HOMILIA DO CARDEAL PATRIARCA NA NOITE DE NATAL 2001

    1. Nesta noite Santa de Natal ecoa, pela primeira vez, o grande anúncio de Jesus Cristo, feito por um mensageiro divino aos pastores, que representam aqui todos os "pobre de Yahwé", os corações simples que esperavam a salvação de Deus: "Venho trazer-vos uma boa nova, que será grande alegria para todo o Povo: nasceu-vos hoje, na cidade de David, um salvador, que é o Messias Senhor".
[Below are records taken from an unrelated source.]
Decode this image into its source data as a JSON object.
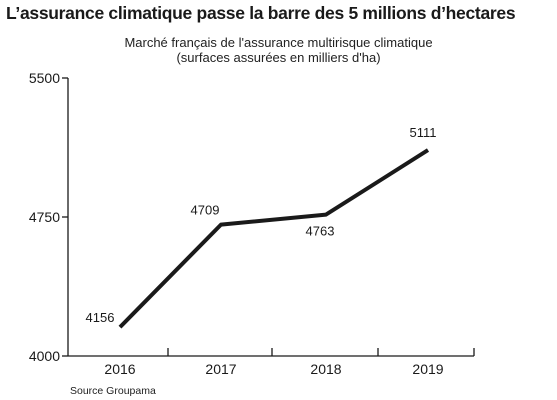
{
  "title": "L’assurance climatique passe la barre des 5 millions d’hectares",
  "subtitle_line1": "Marché français de l'assurance multirisque climatique",
  "subtitle_line2": "(surfaces assurées en milliers d'ha)",
  "source": "Source Groupama",
  "chart_data": {
    "type": "line",
    "categories": [
      "2016",
      "2017",
      "2018",
      "2019"
    ],
    "values": [
      4156,
      4709,
      4763,
      5111
    ],
    "data_labels": [
      "4156",
      "4709",
      "4763",
      "5111"
    ],
    "ylim": [
      4000,
      5500
    ],
    "yticks": [
      4000,
      4750,
      5500
    ],
    "ytick_labels": [
      "4000",
      "4750",
      "5500"
    ],
    "grid": false,
    "line_color": "#1a1a1a"
  }
}
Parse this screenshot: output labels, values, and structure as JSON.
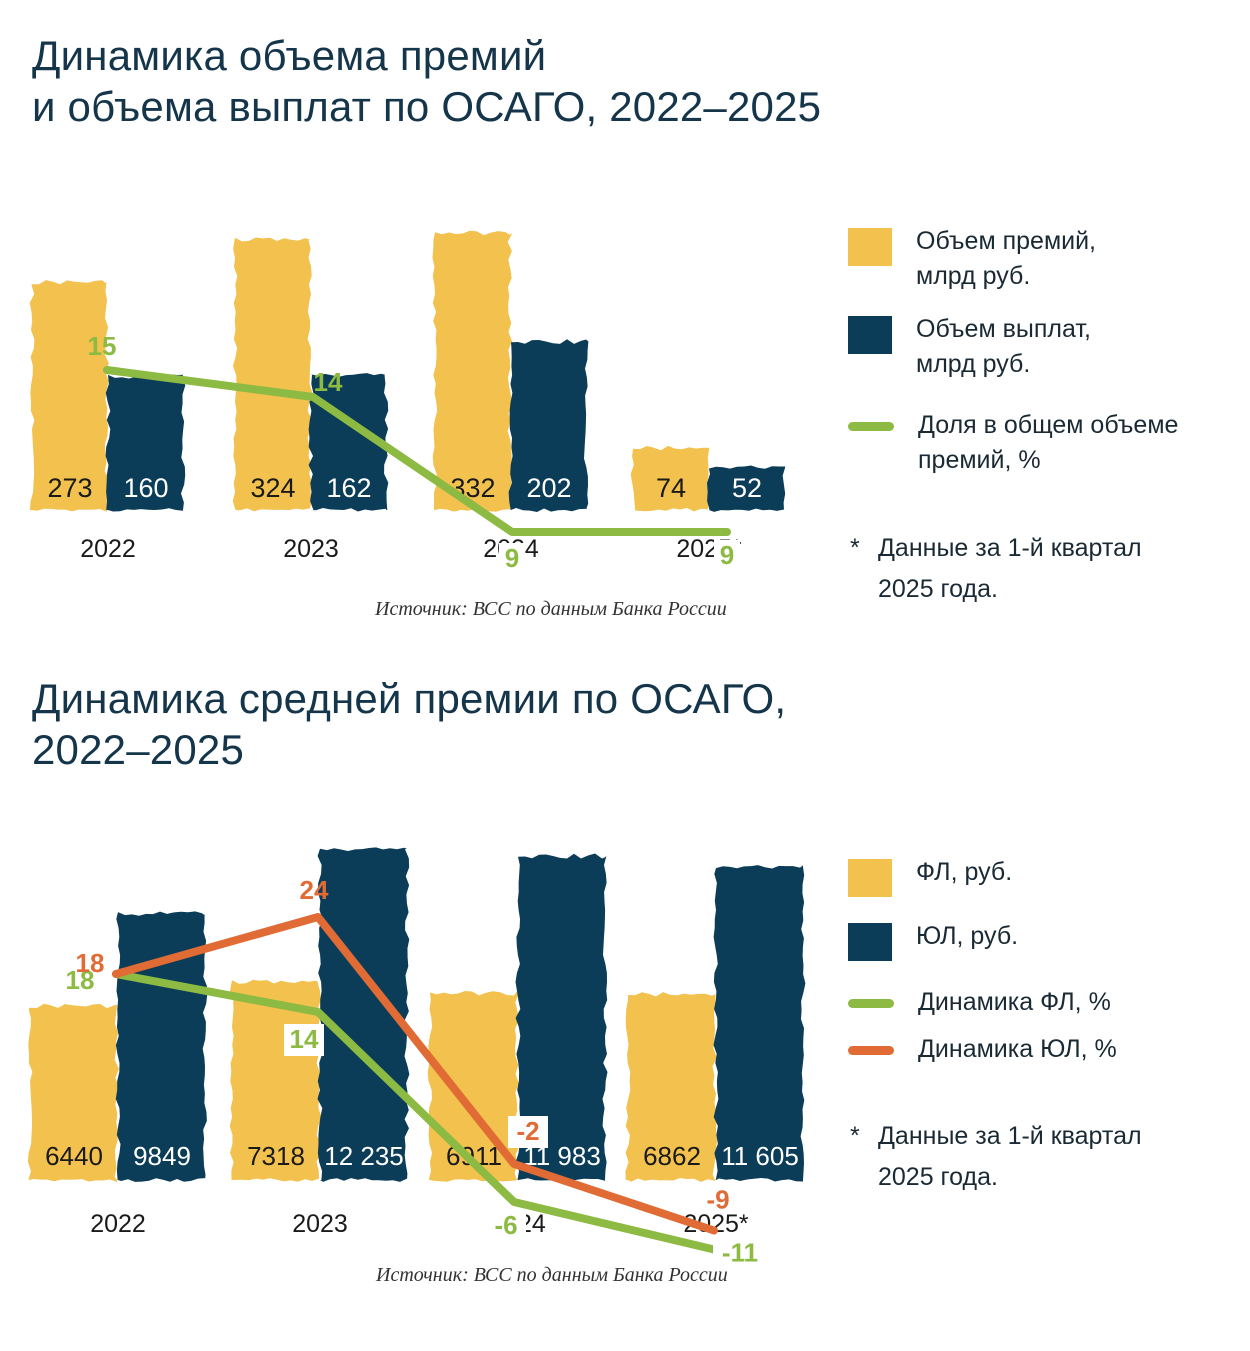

    Uma boa notícia, um "Evangelho", que encherá de alegria os corações. A boa notícia é Jesus Cristo, desde o seu nascimento, como manifestação suprema do amor de Deus pelos homens. Depois daquele anúncio do anjo aos pastores, este pregão do Evangelho nunca mais se calou: retomou-o o baptista, que anunciou a proximidade de Jesus, já presente no meio do Povo; foi o grande anúncio do próprio Jesus, proclamando que o "Reino de Deus" estava já no meio de nós; foi a urgência dos Apóstolos, depois da Páscoa, testemunhando a Ressurreição de Cristo; é missão inalienável da Igreja, ao longo dos tempos, até ao fim, anunciando Jesus Cristo como Salvador e caminho de plenitude para o homem. Nós não podemos não falar d'Ele, desabafava Pedro aos carcereiros; "ai de mim se não evangelizar", confessava Paulo. Enquanto houver um homem que não tenha escutado esta boa nova, a Igreja não pode, nem parar, nem descansar. É por isso que a evangelização é a sua missão perene, até ao fim. Essa é a missão da Igreja: anunciar Jesus Cristo, fazer conhecer Jesus Cristo, para que os homens, encontrando-se com Ele, o sigam como discípulos, descubram o mistério da vida e do amor, contemplando o seu rosto, sentindo o palpitar do seu coração, que nos revela Deus.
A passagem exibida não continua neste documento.